Us Scots like to think of ourselves as a funny bunch.  We pride ourselves on our quick wit and sharp sense of humour.  And now, it’s been proven by science! 


 A new study released by Beano revealed that funny people are twice as likely to hail from Scotland or the north of England than those from further south. 


Liverpudlians topped the charts, but those from Glasgow ranked impressively, placing fourth in the UK.  Edinburgh didn’t fare quite so well, coming in ninth place, but still ranked higher than those in Oxford who were voted the nation’s least funny. 

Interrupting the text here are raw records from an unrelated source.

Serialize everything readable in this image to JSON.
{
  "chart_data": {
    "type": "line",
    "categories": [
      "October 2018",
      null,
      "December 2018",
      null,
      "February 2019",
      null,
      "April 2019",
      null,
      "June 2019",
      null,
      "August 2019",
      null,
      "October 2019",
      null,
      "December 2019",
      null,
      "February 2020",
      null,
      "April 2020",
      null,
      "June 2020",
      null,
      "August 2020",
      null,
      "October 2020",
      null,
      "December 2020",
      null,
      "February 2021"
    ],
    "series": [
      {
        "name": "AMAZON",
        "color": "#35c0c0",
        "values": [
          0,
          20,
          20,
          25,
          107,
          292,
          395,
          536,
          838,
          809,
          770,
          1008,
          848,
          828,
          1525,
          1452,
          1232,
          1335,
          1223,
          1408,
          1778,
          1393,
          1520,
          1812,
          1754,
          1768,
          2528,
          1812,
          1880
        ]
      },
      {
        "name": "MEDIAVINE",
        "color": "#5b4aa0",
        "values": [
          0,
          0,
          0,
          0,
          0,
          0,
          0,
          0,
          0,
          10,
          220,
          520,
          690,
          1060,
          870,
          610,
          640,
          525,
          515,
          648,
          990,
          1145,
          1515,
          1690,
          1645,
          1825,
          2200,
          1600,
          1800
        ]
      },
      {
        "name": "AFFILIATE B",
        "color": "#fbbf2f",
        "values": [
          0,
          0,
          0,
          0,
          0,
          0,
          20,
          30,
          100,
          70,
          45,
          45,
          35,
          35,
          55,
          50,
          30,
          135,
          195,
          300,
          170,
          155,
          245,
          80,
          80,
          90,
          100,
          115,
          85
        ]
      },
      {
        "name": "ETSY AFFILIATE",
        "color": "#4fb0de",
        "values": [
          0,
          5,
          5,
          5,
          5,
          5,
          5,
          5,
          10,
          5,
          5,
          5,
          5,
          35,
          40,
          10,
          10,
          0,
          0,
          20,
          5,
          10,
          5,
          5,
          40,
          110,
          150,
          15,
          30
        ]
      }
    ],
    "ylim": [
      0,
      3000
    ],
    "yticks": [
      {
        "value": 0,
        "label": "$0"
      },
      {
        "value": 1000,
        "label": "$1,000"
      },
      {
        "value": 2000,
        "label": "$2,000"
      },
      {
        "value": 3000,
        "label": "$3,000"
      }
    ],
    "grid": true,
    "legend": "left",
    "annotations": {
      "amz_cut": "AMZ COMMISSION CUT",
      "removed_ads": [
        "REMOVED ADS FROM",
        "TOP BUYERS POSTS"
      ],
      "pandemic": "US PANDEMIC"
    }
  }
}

The results come as no surprise to me – you can’t beat a Scottish sense of humour.  And there’s never been a more important time to be able to have a good laugh. 



I was disheartened to hear about the catastrophic effect coronavirus has had on the music industry in Scotland, with many raising concerns about the long-term effects on our country’s venues. 


As long as social distancing measures are in place, it’s hard to imagine going to a concert.  I’m not sure what a socially-distanced gig would look like, or how a music venue would even begin to enforce these rules while still making a profit and giving concert-goers an enjoyable experience. 


With so many iconic music venues in Scotland, it’s clear that something has to be done to preserve its future.


I hope those working in the industry are able to access support until venues can safely re-open so they can bounce back when the time is right.



Over the last couple of months, I’ve listened with great sadness to stories about charities across the country struggling to make ends meet during the pandemic. 


It’s a difficult time for all sorts of organisations, and charities have been particularly badly hit, with many now facing a cash crisis as major fundraising events continue to be postponed. 


That’s why I was so pleased to hear about an online charity auction which is taking the fundraising auction experience online to raise money for good causes. 


John Pye Auctions, a Bo’ness-based online charity auction house, has launched its biggest ever coronavirus charity auction to date.  Proceeds will go towards community projects including national food bank charity FareShare and the Falkirk Homeless Project. 


A whole host of celebrities, sportspeople and Scottish businesses have got involved by donating memorabilia and trips, with a focus on experiences and luxury breaks to give bidders something to look forward to post-lockdown. 


The auctioneer is hoping to raise £50,000 which I’m sure will make a huge difference to the charities receiving the funds. 


As bleak as the current circumstances may seem at times, I find it extremely reassuring to see businesses adapting and organising events like this in order to help those in need.  It goes to show that as a nation, we’ve not lost our sense of charitableness.


Bidding closes at 8pm on Sunday 31 May, so you’ll have to get in there fast if you fancy getting your hands on any of the items up for grabs and helping a good cause at the same time..  I’ve certainly got my eye on one or two of the pieces, and will be more than happy to bid knowing it’s all for a good cause.